Fisk University's new president wants to "flip the story"
Agenia Walker Clark spent decades developing connections to Nashville institutions. One of her early stops after moving to town more than 30 years ago was Fisk University.
- She worked at Fisk for a while as a volunteer marketing instructor. She says she was quickly impressed by the caliber of her students and their dedication to Fisk's storied history.
Walking back onto campus this fall as Fisk's newest president, she says, she found the same level of passion.
- "That kind of took my breath away," Clark says. "It hit me that there is no other place I'd rather be."
Why it matters: Fisk leaders say Clark's deep well of experience in Nashville — including 19 years as the CEO of the Girl Scouts of Middle Tennessee, time on the Tennessee Board of Regents, and service on corporate and nonprofit boards — will be the key to reversing long-standing challenges at Nashville's oldest university.
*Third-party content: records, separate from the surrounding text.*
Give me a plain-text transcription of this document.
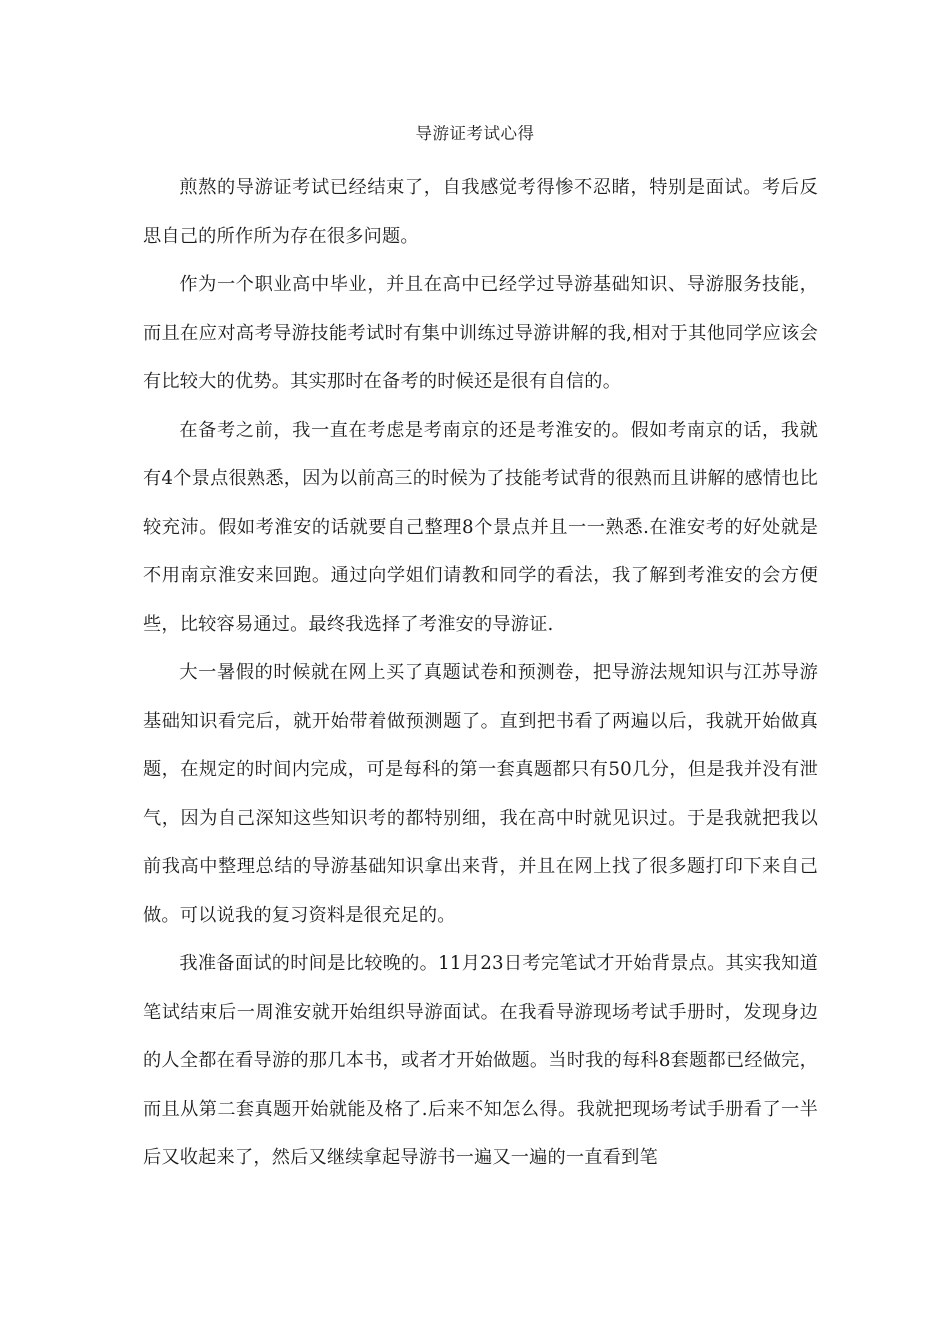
导游证考试心得

煎熬的导游证考试已经结束了，自我感觉考得惨不忍睹，特别是面试。考后反思自己的所作所为存在很多问题。

作为一个职业高中毕业，并且在高中已经学过导游基础知识、导游服务技能，而且在应对高考导游技能考试时有集中训练过导游讲解的我,相对于其他同学应该会有比较大的优势。其实那时在备考的时候还是很有自信的。

在备考之前，我一直在考虑是考南京的还是考淮安的。假如考南京的话，我就有4个景点很熟悉，因为以前高三的时候为了技能考试背的很熟而且讲解的感情也比较充沛。假如考淮安的话就要自己整理8个景点并且一一熟悉.在淮安考的好处就是不用南京淮安来回跑。通过向学姐们请教和同学的看法，我了解到考淮安的会方便些，比较容易通过。最终我选择了考淮安的导游证.

大一暑假的时候就在网上买了真题试卷和预测卷，把导游法规知识与江苏导游基础知识看完后，就开始带着做预测题了。直到把书看了两遍以后，我就开始做真题，在规定的时间内完成，可是每科的第一套真题都只有50几分，但是我并没有泄气，因为自己深知这些知识考的都特别细，我在高中时就见识过。于是我就把我以前我高中整理总结的导游基础知识拿出来背，并且在网上找了很多题打印下来自己做。可以说我的复习资料是很充足的。

我准备面试的时间是比较晚的。11月23日考完笔试才开始背景点。其实我知道笔试结束后一周淮安就开始组织导游面试。在我看导游现场考试手册时，发现身边的人全都在看导游的那几本书，或者才开始做题。当时我的每科8套题都已经做完，而且从第二套真题开始就能及格了.后来不知怎么得。我就把现场考试手册看了一半后又收起来了，然后又继续拿起导游书一遍又一遍的一直看到笔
- Fisk board chair Juliette Pryor said Clark's "unique combination of fundraising and brand-building skills [is] exactly what Fisk needs today."
State of play: For a while now, Fisk has had a revolving door in its president's office.
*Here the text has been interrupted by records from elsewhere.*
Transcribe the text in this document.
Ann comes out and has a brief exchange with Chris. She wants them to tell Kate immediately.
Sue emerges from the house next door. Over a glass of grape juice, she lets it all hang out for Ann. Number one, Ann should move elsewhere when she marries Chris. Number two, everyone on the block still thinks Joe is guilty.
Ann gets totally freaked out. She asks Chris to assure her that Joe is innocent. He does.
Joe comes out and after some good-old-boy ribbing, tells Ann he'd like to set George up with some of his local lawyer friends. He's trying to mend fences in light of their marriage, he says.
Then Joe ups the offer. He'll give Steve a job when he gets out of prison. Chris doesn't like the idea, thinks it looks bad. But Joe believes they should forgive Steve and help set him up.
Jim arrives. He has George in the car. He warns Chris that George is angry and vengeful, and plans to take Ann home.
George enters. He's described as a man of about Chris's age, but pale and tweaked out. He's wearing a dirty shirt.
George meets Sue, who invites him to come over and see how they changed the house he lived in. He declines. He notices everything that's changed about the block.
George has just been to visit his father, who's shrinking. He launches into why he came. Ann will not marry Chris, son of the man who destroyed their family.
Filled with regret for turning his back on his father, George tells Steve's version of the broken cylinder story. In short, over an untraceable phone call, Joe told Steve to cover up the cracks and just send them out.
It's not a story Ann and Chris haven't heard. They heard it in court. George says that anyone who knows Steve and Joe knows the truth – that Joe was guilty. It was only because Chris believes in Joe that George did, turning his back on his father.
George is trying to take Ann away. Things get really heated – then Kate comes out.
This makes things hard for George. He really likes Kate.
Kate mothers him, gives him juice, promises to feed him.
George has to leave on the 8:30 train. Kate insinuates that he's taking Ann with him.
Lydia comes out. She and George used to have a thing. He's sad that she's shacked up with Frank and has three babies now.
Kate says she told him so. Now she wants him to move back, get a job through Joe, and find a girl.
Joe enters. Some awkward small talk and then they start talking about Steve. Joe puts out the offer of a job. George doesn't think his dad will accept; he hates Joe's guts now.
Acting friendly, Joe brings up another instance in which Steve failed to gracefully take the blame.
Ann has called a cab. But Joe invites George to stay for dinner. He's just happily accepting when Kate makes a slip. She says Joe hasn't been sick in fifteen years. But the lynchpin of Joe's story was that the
- Clark is pledging a new era of stability.
- "The past flips and flops of leadership have allowed us to get away from talking about why the institution exists," Clark says.
Driving the news: One of Clark's top priorities is trumpeting Fisk's academic bona fides. She's asking faculty members about their latest research, and she keeps a thick bundle of their academic papers within reach at her desk.
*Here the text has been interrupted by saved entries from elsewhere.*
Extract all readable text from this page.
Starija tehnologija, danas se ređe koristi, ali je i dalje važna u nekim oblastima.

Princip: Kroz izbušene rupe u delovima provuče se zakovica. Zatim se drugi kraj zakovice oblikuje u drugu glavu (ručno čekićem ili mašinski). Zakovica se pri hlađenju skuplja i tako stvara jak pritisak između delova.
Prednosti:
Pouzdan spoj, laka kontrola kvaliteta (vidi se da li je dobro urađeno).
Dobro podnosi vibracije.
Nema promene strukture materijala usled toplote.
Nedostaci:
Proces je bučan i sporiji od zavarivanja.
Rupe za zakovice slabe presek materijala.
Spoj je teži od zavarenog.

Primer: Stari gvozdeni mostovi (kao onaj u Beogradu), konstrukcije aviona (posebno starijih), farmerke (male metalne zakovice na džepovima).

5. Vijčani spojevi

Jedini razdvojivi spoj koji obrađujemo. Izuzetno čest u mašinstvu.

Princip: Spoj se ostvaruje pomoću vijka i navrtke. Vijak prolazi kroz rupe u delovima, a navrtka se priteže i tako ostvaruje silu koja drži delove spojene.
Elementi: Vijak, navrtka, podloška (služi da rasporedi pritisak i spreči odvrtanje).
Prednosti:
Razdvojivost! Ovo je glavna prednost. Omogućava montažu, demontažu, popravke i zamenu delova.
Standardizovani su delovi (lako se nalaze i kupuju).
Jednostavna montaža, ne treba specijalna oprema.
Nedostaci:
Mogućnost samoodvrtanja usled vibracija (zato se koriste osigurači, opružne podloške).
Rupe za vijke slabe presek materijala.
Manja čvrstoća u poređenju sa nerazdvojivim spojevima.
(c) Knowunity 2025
- Pushing the spotlight from turmoil to hard-won success will be vital to attracting donors and repairing Fisk's financial footing, she says.
What she's saying: "Fisk is wealthy. It is wealthy in students. It has great wealth in its faculty," Clark says.
- "We just don't have economic wealth. And despite that, there are amazing things going on."
- "In my tenure, I want to flip the story. Because if I don't, we will not get the economic investments we need to move forward."
What's next: Clark says she's putting her Rolodex to work. She already knows many local stakeholders, so there's no need for perfunctory getting-to-know-you meetings.
- Instead, she says, she's diving deeper and looking to establish new partnerships.
- "Things are percolating. And I'm surprised that they're percolating this fast."